07 Juli 2017•Update: 07 Juli 2017
Shenny Fierdha
DEPOK
Direktur Pusat Kajian Timur Tengah dan Islam Universitas Indonesia (PKTTI-UI) Dr. Abdul Muta’ali mengatakan krisis Qatar kemungkinan besar tidak akan meningkat sampai ke tahap agresi militer.
“Saudi akan sangat-sangat berhitung ketika pemutusan diplomatik ini, apalagi ke-13 syarat ini ditolak oleh Qatar. [Maka itu] saya kira tidak akan sampai ke level agresi militer karena yang akan dirugikan adalah seluruh dunia Islam. Masalah Arab Spring saja belum selesai,” kata Muta’ali kepada Anadolu Agency, Jum’at (7/7) di Mesjid UI, Depok, Jawa Barat.
Arab Spring merupakan revolusi di kawasan negara Timur Tengah yang meletus pada 2010 dan berujung pada konflik berdarah berkepanjangan.
“Saya awalnya mengira masalah Arab Spring ini hanya menghajar negara-negara Timur Tengah yang berbasis republik saja. Saya kira masalah Arab Spring ini belum selesai,” jelas pakar politik Timur Tengah ini.
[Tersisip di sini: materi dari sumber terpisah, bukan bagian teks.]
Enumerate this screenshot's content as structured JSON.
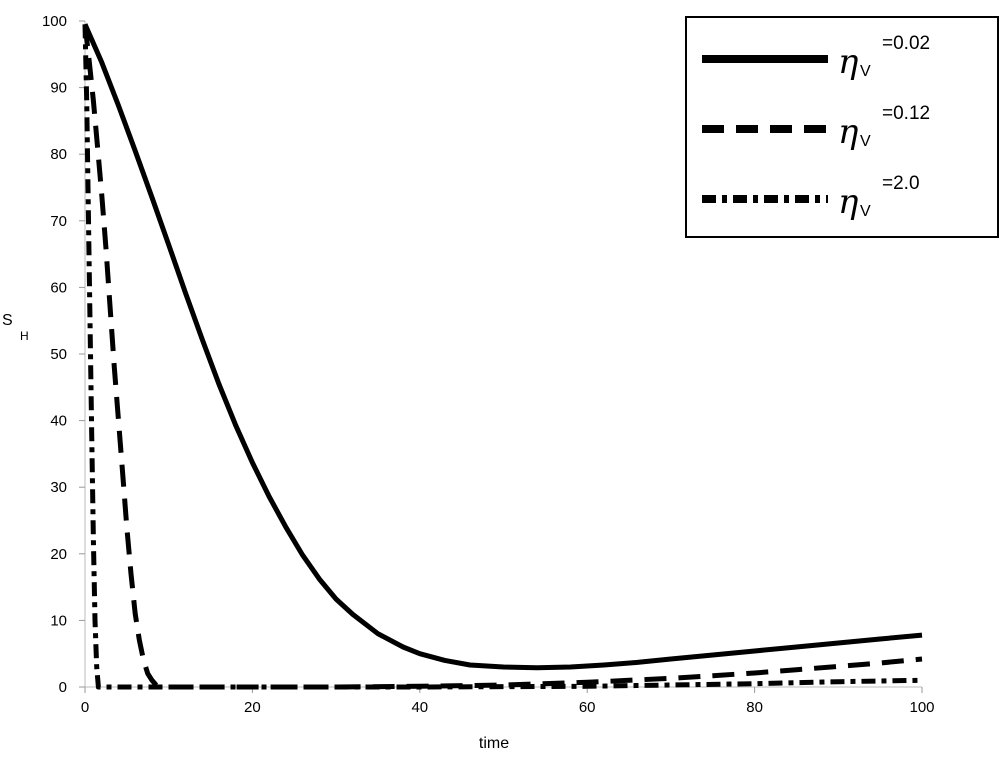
{
  "chart_data": {
    "type": "line",
    "xlabel": "time",
    "ylabel": "S",
    "ylabel_subscript": "H",
    "xlim": [
      0,
      100
    ],
    "ylim": [
      0,
      100
    ],
    "xticks": [
      0,
      20,
      40,
      60,
      80,
      100
    ],
    "yticks": [
      0,
      10,
      20,
      30,
      40,
      50,
      60,
      70,
      80,
      90,
      100
    ],
    "grid": false,
    "legend_position": "top-right",
    "series": [
      {
        "name": "=0.02",
        "legend_symbol": "η",
        "legend_subscript": "V",
        "style": "solid",
        "color": "#000000",
        "x": [
          0,
          2,
          4,
          6,
          8,
          10,
          12,
          14,
          16,
          18,
          20,
          22,
          24,
          26,
          28,
          30,
          32,
          35,
          38,
          40,
          43,
          46,
          50,
          54,
          58,
          62,
          66,
          70,
          75,
          80,
          85,
          90,
          95,
          100
        ],
        "y": [
          99.5,
          93.8,
          87.3,
          80.5,
          73.5,
          66.4,
          59.2,
          52.2,
          45.5,
          39.3,
          33.7,
          28.6,
          24.0,
          19.8,
          16.2,
          13.2,
          10.9,
          8.0,
          6.0,
          5.0,
          4.0,
          3.3,
          3.0,
          2.9,
          3.0,
          3.3,
          3.7,
          4.2,
          4.8,
          5.4,
          6.0,
          6.6,
          7.2,
          7.8
        ]
      },
      {
        "name": "=0.12",
        "legend_symbol": "η",
        "legend_subscript": "V",
        "style": "dashed",
        "color": "#000000",
        "x": [
          0,
          0.5,
          1,
          1.5,
          2,
          2.5,
          3,
          3.5,
          4,
          4.5,
          5,
          5.5,
          6,
          6.5,
          7,
          7.5,
          8,
          8.5,
          9,
          10,
          15,
          20,
          30,
          40,
          50,
          60,
          65,
          70,
          75,
          80,
          85,
          90,
          95,
          100
        ],
        "y": [
          99.5,
          94,
          88,
          81,
          74,
          66,
          57,
          48,
          40,
          32,
          24,
          17,
          11,
          7,
          4,
          2,
          1,
          0.3,
          0,
          0,
          0,
          0,
          0,
          0.1,
          0.3,
          0.7,
          1.0,
          1.3,
          1.7,
          2.1,
          2.6,
          3.1,
          3.6,
          4.2
        ]
      },
      {
        "name": "=2.0",
        "legend_symbol": "η",
        "legend_subscript": "V",
        "style": "dash-dot",
        "color": "#000000",
        "x": [
          0,
          0.2,
          0.4,
          0.6,
          0.8,
          1.0,
          1.2,
          1.4,
          1.6,
          2,
          5,
          10,
          20,
          40,
          60,
          70,
          80,
          90,
          100
        ],
        "y": [
          99.5,
          88,
          72,
          55,
          38,
          22,
          10,
          3,
          0,
          0,
          0,
          0,
          0,
          0,
          0.1,
          0.3,
          0.5,
          0.8,
          1.0
        ]
      }
    ]
  }
}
Muta’ali menilai, pemulihan krisis Suriah saja bisa memakan waktu 500 tahun, sedangkan Yaman butuh waktu 200 tahun dan Libya 150 tahun.
“Ketika pemutusan diplomasi Riyadh dengan Doha ini sampai kepada agresi militer, saya kira akan sempurna lah konflik Timur Tengah. Timur Tengah akan menjadi kuburan massal,” papar dia.
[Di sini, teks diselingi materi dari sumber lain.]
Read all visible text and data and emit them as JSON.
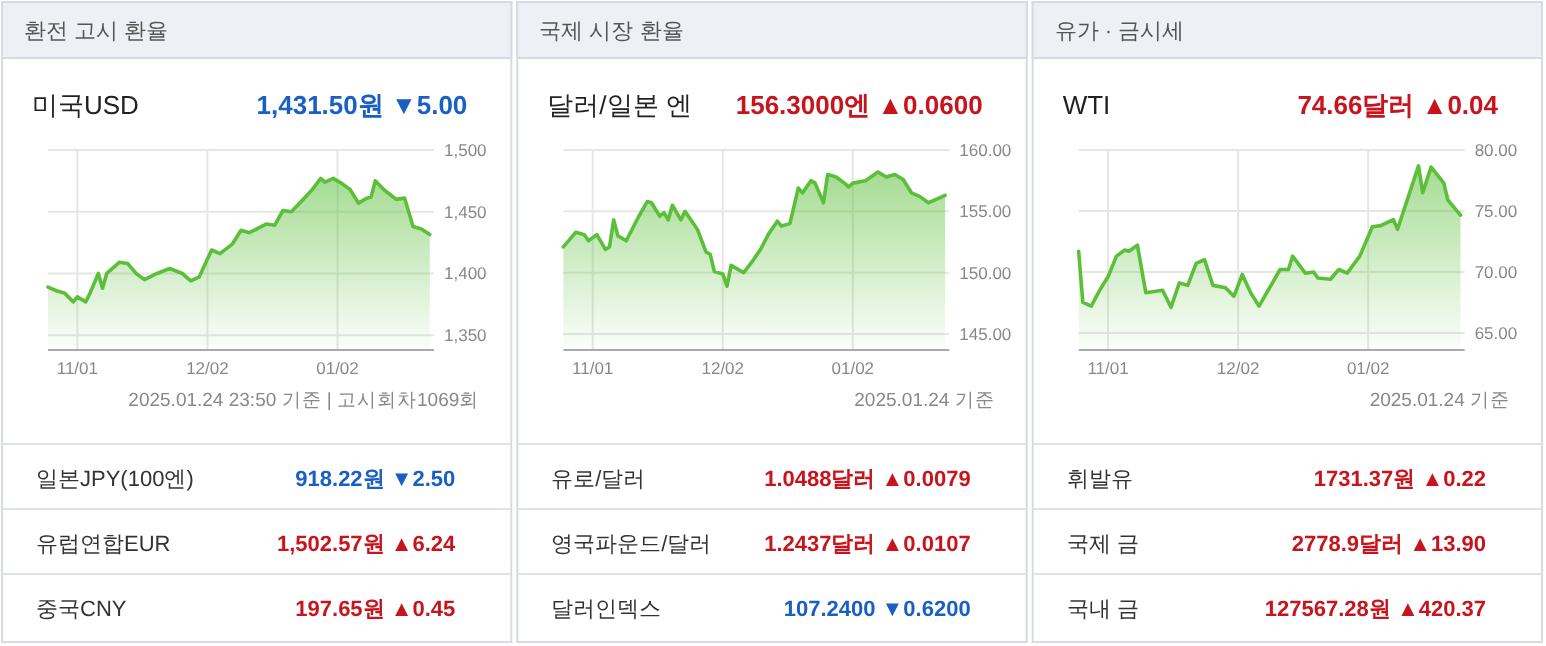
{
  "chart_data": [
    {
      "type": "area",
      "title": "환전 고시 환율",
      "subtitle": "미국USD",
      "grid": true,
      "x": [
        "2024-10-25",
        "2024-10-27",
        "2024-10-29",
        "2024-10-31",
        "2024-11-01",
        "2024-11-03",
        "2024-11-04",
        "2024-11-06",
        "2024-11-07",
        "2024-11-08",
        "2024-11-11",
        "2024-11-13",
        "2024-11-15",
        "2024-11-17",
        "2024-11-20",
        "2024-11-23",
        "2024-11-26",
        "2024-11-28",
        "2024-11-30",
        "2024-12-03",
        "2024-12-05",
        "2024-12-08",
        "2024-12-10",
        "2024-12-12",
        "2024-12-16",
        "2024-12-18",
        "2024-12-20",
        "2024-12-22",
        "2024-12-24",
        "2024-12-27",
        "2024-12-29",
        "2024-12-30",
        "2025-01-01",
        "2025-01-03",
        "2025-01-05",
        "2025-01-07",
        "2025-01-09",
        "2025-01-10",
        "2025-01-11",
        "2025-01-13",
        "2025-01-16",
        "2025-01-18",
        "2025-01-20",
        "2025-01-22",
        "2025-01-24"
      ],
      "series": [
        {
          "color": "#5cbf3a",
          "values": [
            1389,
            1386,
            1384,
            1377,
            1381,
            1377,
            1384,
            1400,
            1388,
            1400,
            1409,
            1408,
            1400,
            1395,
            1400,
            1404,
            1400,
            1394,
            1397,
            1419,
            1416,
            1424,
            1435,
            1433,
            1440,
            1439,
            1451,
            1450,
            1457,
            1468,
            1477,
            1474,
            1477,
            1473,
            1468,
            1457,
            1461,
            1462,
            1475,
            1468,
            1460,
            1461,
            1438,
            1436,
            1431.5
          ]
        }
      ],
      "xlim": [
        "2024-10-25",
        "2025-01-25"
      ],
      "xticks": [
        {
          "value": "2024-11-01",
          "label": "11/01"
        },
        {
          "value": "2024-12-02",
          "label": "12/02"
        },
        {
          "value": "2025-01-02",
          "label": "01/02"
        }
      ],
      "ylim": [
        1338,
        1500
      ],
      "yticks": [
        {
          "value": 1350,
          "label": "1,350"
        },
        {
          "value": 1400,
          "label": "1,400"
        },
        {
          "value": 1450,
          "label": "1,450"
        },
        {
          "value": 1500,
          "label": "1,500"
        }
      ],
      "annotations": [
        "1,431.50원 ▼5.00",
        "2025.01.24 23:50 기준 | 고시회차1069회",
        "일본JPY(100엔)",
        "918.22원 ▼2.50",
        "유럽연합EUR",
        "1,502.57원 ▲6.24",
        "중국CNY",
        "197.65원 ▲0.45"
      ]
    },
    {
      "type": "area",
      "title": "국제 시장 환율",
      "subtitle": "달러/일본 엔",
      "grid": true,
      "x": [
        "2024-10-25",
        "2024-10-28",
        "2024-10-30",
        "2024-10-31",
        "2024-11-02",
        "2024-11-04",
        "2024-11-05",
        "2024-11-06",
        "2024-11-07",
        "2024-11-09",
        "2024-11-12",
        "2024-11-14",
        "2024-11-15",
        "2024-11-17",
        "2024-11-18",
        "2024-11-19",
        "2024-11-20",
        "2024-11-22",
        "2024-11-23",
        "2024-11-26",
        "2024-11-28",
        "2024-11-29",
        "2024-11-30",
        "2024-12-02",
        "2024-12-03",
        "2024-12-04",
        "2024-12-07",
        "2024-12-09",
        "2024-12-11",
        "2024-12-13",
        "2024-12-15",
        "2024-12-16",
        "2024-12-18",
        "2024-12-20",
        "2024-12-21",
        "2024-12-23",
        "2024-12-24",
        "2024-12-26",
        "2024-12-27",
        "2024-12-29",
        "2024-12-31",
        "2025-01-01",
        "2025-01-02",
        "2025-01-05",
        "2025-01-08",
        "2025-01-10",
        "2025-01-12",
        "2025-01-14",
        "2025-01-16",
        "2025-01-18",
        "2025-01-20",
        "2025-01-22",
        "2025-01-24"
      ],
      "series": [
        {
          "color": "#5cbf3a",
          "values": [
            152.1,
            153.3,
            153.1,
            152.6,
            153.1,
            151.9,
            152.1,
            154.3,
            153.0,
            152.6,
            154.6,
            155.8,
            155.7,
            154.6,
            154.9,
            154.3,
            155.5,
            154.3,
            155.0,
            153.5,
            151.7,
            151.5,
            150.1,
            149.9,
            148.9,
            150.6,
            150.0,
            150.9,
            151.9,
            153.2,
            154.2,
            153.8,
            154.0,
            156.9,
            156.5,
            157.5,
            157.3,
            155.7,
            158.0,
            157.8,
            157.3,
            157.0,
            157.3,
            157.5,
            158.2,
            157.8,
            158.0,
            157.6,
            156.5,
            156.2,
            155.7,
            156.0,
            156.3
          ]
        }
      ],
      "xlim": [
        "2024-10-25",
        "2025-01-25"
      ],
      "xticks": [
        {
          "value": "2024-11-01",
          "label": "11/01"
        },
        {
          "value": "2024-12-02",
          "label": "12/02"
        },
        {
          "value": "2025-01-02",
          "label": "01/02"
        }
      ],
      "ylim": [
        143.7,
        160
      ],
      "yticks": [
        {
          "value": 145,
          "label": "145.00"
        },
        {
          "value": 150,
          "label": "150.00"
        },
        {
          "value": 155,
          "label": "155.00"
        },
        {
          "value": 160,
          "label": "160.00"
        }
      ],
      "annotations": [
        "156.3000엔 ▲0.0600",
        "2025.01.24 기준",
        "유로/달러",
        "1.0488달러 ▲0.0079",
        "영국파운드/달러",
        "1.2437달러 ▲0.0107",
        "달러인덱스",
        "107.2400 ▼0.6200"
      ]
    },
    {
      "type": "area",
      "title": "유가 · 금시세",
      "subtitle": "WTI",
      "grid": true,
      "x": [
        "2024-10-25",
        "2024-10-26",
        "2024-10-28",
        "2024-10-30",
        "2024-11-01",
        "2024-11-03",
        "2024-11-05",
        "2024-11-06",
        "2024-11-08",
        "2024-11-10",
        "2024-11-14",
        "2024-11-16",
        "2024-11-18",
        "2024-11-20",
        "2024-11-22",
        "2024-11-24",
        "2024-11-26",
        "2024-11-29",
        "2024-12-01",
        "2024-12-03",
        "2024-12-05",
        "2024-12-07",
        "2024-12-09",
        "2024-12-12",
        "2024-12-14",
        "2024-12-15",
        "2024-12-18",
        "2024-12-20",
        "2024-12-21",
        "2024-12-24",
        "2024-12-26",
        "2024-12-28",
        "2024-12-31",
        "2025-01-03",
        "2025-01-05",
        "2025-01-08",
        "2025-01-09",
        "2025-01-14",
        "2025-01-15",
        "2025-01-17",
        "2025-01-20",
        "2025-01-21",
        "2025-01-24"
      ],
      "series": [
        {
          "color": "#5cbf3a",
          "values": [
            71.7,
            67.5,
            67.2,
            68.5,
            69.6,
            71.3,
            71.8,
            71.7,
            72.2,
            68.3,
            68.5,
            67.1,
            69.1,
            68.9,
            70.7,
            71.0,
            68.9,
            68.7,
            68.0,
            69.8,
            68.3,
            67.2,
            68.4,
            70.2,
            70.2,
            71.3,
            69.9,
            70.0,
            69.5,
            69.4,
            70.2,
            69.9,
            71.3,
            73.7,
            73.8,
            74.3,
            73.5,
            78.7,
            76.5,
            78.6,
            77.3,
            75.9,
            74.66
          ]
        }
      ],
      "xlim": [
        "2024-10-25",
        "2025-01-25"
      ],
      "xticks": [
        {
          "value": "2024-11-01",
          "label": "11/01"
        },
        {
          "value": "2024-12-02",
          "label": "12/02"
        },
        {
          "value": "2025-01-02",
          "label": "01/02"
        }
      ],
      "ylim": [
        63.6,
        80
      ],
      "yticks": [
        {
          "value": 65,
          "label": "65.00"
        },
        {
          "value": 70,
          "label": "70.00"
        },
        {
          "value": 75,
          "label": "75.00"
        },
        {
          "value": 80,
          "label": "80.00"
        }
      ],
      "annotations": [
        "74.66달러 ▲0.04",
        "2025.01.24 기준",
        "휘발유",
        "1731.37원 ▲0.22",
        "국제 금",
        "2778.9달러 ▲13.90",
        "국내 금",
        "127567.28원 ▲420.37"
      ]
    }
  ]
}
Ketika ditanya apakah masalah tersebut bisa berujung ke Perang Dunia III, Muta’ali mengatakan hal itu sangat mungkin. Walau begitu, hal ini masih bisa dicegah.
“Yang diperlukan adalah masing-masing menjaga diri, menahan emosi. G-20 harus menjadi ajang bagi Indonesia untuk menginisiasi trilateral. Indonesia harus bicara hati ke hati kepada Turki karena Turki betul-betul mem-backing [membela] Qatar, dan Indonesia harus bicara hati ke hati kepada Riyadh,” tutupnya.
Sejak awal Juni 2017, sejumlah negara Arab termasuk Arab Saudi dan Uni Emirat Arab memutus hubungan diplomatik dengan Qatar dan menuding Qatar mendukung kelompok-kelompok teroris seperti Negara Islam di Irak dan Suriah (ISIS).
Di akhir Juni, negara-negara tersebut mengajukan 13 tuntutan kepada Qatar dan Qatar diberi waktu lebih dari satu minggu untuk merespons. Qatar telah menunjukkan penolakannya terhadap tuntutan tersebut.